De Havilland gives the best performance of her post-studio period, eschewing the saccharine quality of her lesser outings and tempering tenderness with a gritty world-weariness. As a widow with a sad personal history, her pain and concern for Ladd’s little boy is etched on her face. In this rugged setting, she is like an older, more jaded version of some of the spirited ladies she played opposite Errol Flynn 20 or more years before. This is a highly underrated film that deserves a look, if only for her work in it.

A stressful moment in "Lady in a Cage."
1960s: The Lady in a Cage  
Long after many of her contemporaries had already moved into “older woman” roles (or retired altogether), de Havilland embraced middle age by starring in “The Light in the Piazza” (1962), as the caring mother of a mentally challenged teenage daughter. She turns what could have been a one-dimensional portrayal into a moving and heartfelt characterization, conveying the clash between her protective instincts and the wish to permit her daughter a degree of personal freedom. The film is rooted in mid-century ideas of morality, but de Havilland's performance still stands out.

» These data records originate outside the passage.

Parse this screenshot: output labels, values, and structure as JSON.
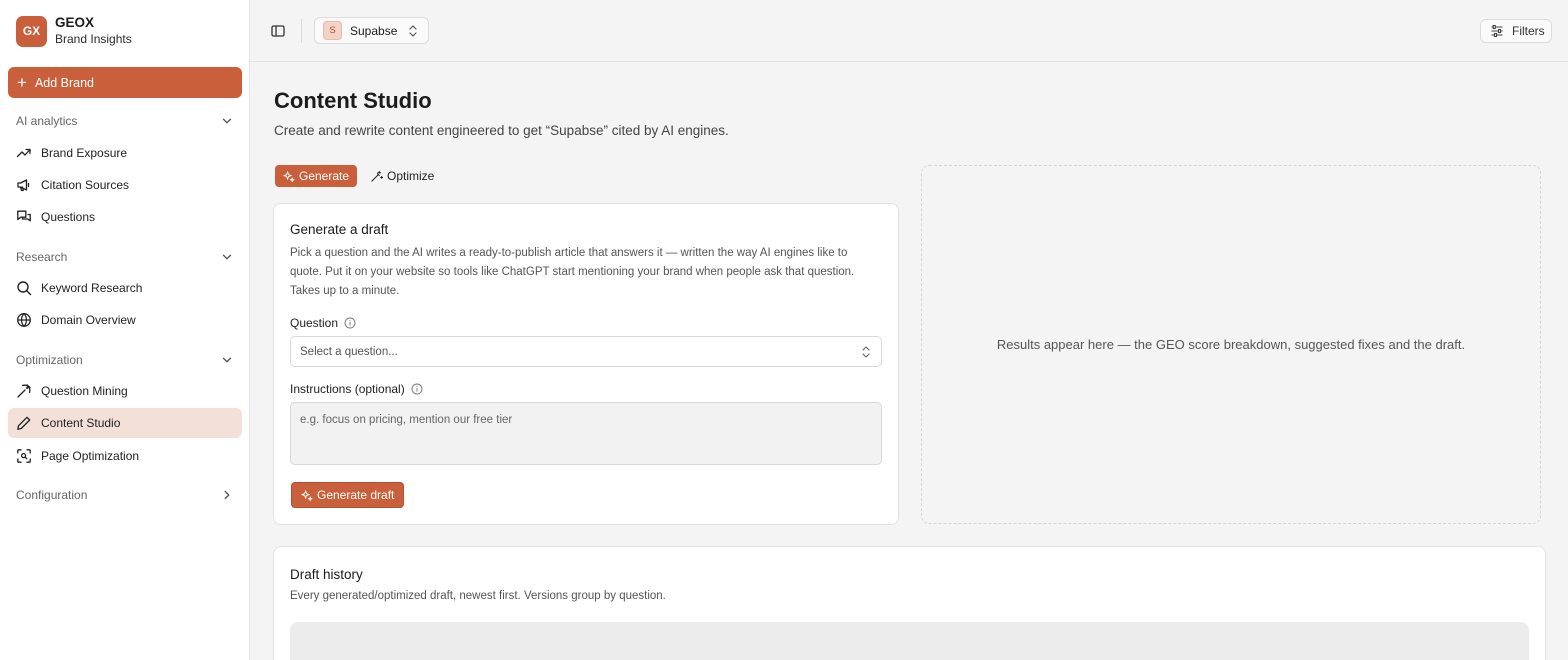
{
  "sidebar": {
    "logo_initials": "GX",
    "brand_name": "GEOX",
    "brand_sub": "Brand Insights",
    "add_brand_label": "Add Brand",
    "sections": {
      "ai_analytics": "AI analytics",
      "research": "Research",
      "optimization": "Optimization",
      "configuration": "Configuration"
    },
    "items": {
      "brand_exposure": "Brand Exposure",
      "citation_sources": "Citation Sources",
      "questions": "Questions",
      "keyword_research": "Keyword Research",
      "domain_overview": "Domain Overview",
      "question_mining": "Question Mining",
      "content_studio": "Content Studio",
      "page_optimization": "Page Optimization"
    },
    "active_item": "Content Studio"
  },
  "topbar": {
    "brand_avatar": "S",
    "brand_selected": "Supabse",
    "filters_label": "Filters"
  },
  "main": {
    "title": "Content Studio",
    "subtitle": "Create and rewrite content engineered to get “Supabse” cited by AI engines.",
    "tabs": {
      "generate": "Generate",
      "optimize": "Optimize"
    },
    "draft_card": {
      "title": "Generate a draft",
      "description": "Pick a question and the AI writes a ready-to-publish article that answers it — written the way AI engines like to quote. Put it on your website so tools like ChatGPT start mentioning your brand when people ask that question. Takes up to a minute.",
      "question_label": "Question",
      "question_placeholder": "Select a question...",
      "instructions_label": "Instructions (optional)",
      "instructions_placeholder": "e.g. focus on pricing, mention our free tier",
      "submit_label": "Generate draft"
    },
    "results_placeholder": "Results appear here — the GEO score breakdown, suggested fixes and the draft.",
    "history": {
      "title": "Draft history",
      "subtitle": "Every generated/optimized draft, newest first. Versions group by question."
    }
  },
  "colors": {
    "accent": "#c9603b",
    "active_bg": "#f3e1d9",
    "page_bg": "#f4f4f4"
  }
}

Her last two titles of this tumultuous decade followed the trend of casting older actresses in horror films. In “Hush, Hush, Sweet Charlotte” (1964), de Havilland's sweetness is laid on thick, but it's just a precursor to a sadistic turn as she terrorizes her cousin (Bette Davis). Following on that film's success, de Havilland took the lead in the exploitative thriller “Lady in a Cage." Here, thugs hold her hostage in the elevator of her swanky apartment and terrorize her, demonstrating that no one is safe from a changing and increasingly violent world. Perhaps the film is a metaphor for actresses of her generation at that time; in films at least, de Havilland’s regal bearing was becoming an anachronism, and women her age had no real place in Hollywood any longer. It's not a very good movie.

Still Waters
De Havilland closed her career as an actress in the 1970s and '80s with guest spots, including disaster movies, made-for-TV outings, miniseries, and popular shows like “The Love Boat.” (Everybody was doing it). She took her last acting role, in any medium, in 1988.

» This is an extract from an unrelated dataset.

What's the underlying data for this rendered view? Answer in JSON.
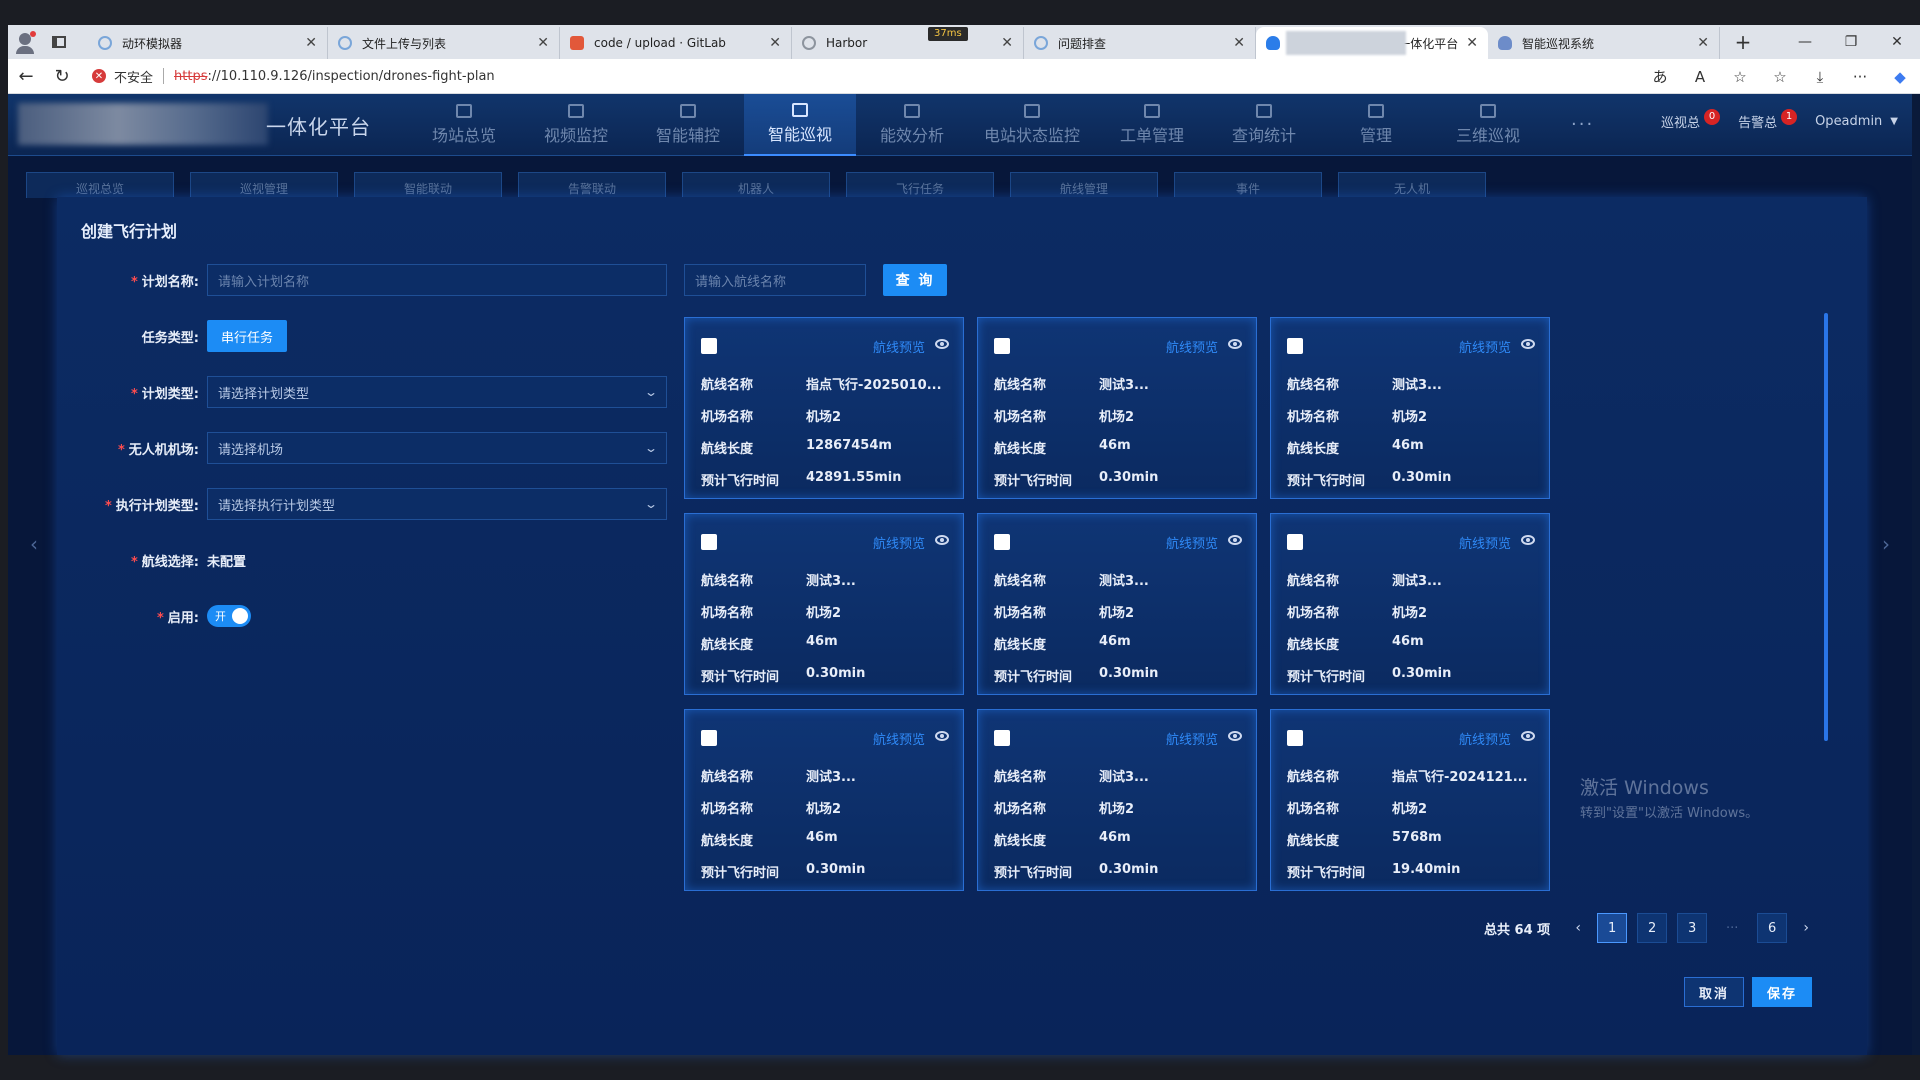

Never a performer who relied upon patented mannerisms or affectations, de Havilland did have a tendency to overact if she wasn’t reined in. At times she could be alternately cloyingly sweet or overbearing, especially when she attempted comedy (not her forte). 

As a friend recently pointed out, she was at her best when she held still.[2] But still waters, as they say, run deep; when she had the opportunity to supplant her inherent wholesomeness with an underlying darkness, she could be surprising.

She said in an interview in 2006: “My ambition had been to play difficult roles or to do difficult work and to do it well.”[3] I’d say that, over a career spanning more than 50 years and encompassing iconic milestones in film history—both on camera and off—she accomplished her goal.

Olivia de Havilland represents the very last of the Golden Age of Hollywood of the 1930s and '40s. But her best work will endure, as will her contribution to the creation of the style and technique of the movies as a modern medium. We’re fortunate to have been connected to her living presence for so long—an entire century, in fact. So, here's to the lady rebel whose legacy will be good work done well.



1 and 3: Academy of Achievement, “Interview:Olivia de Havilland - Legendary Leading Lady,” October 5, 2006
2: Dave Singleton, author of "Crush," "The Mandates" and many articles on popular culture.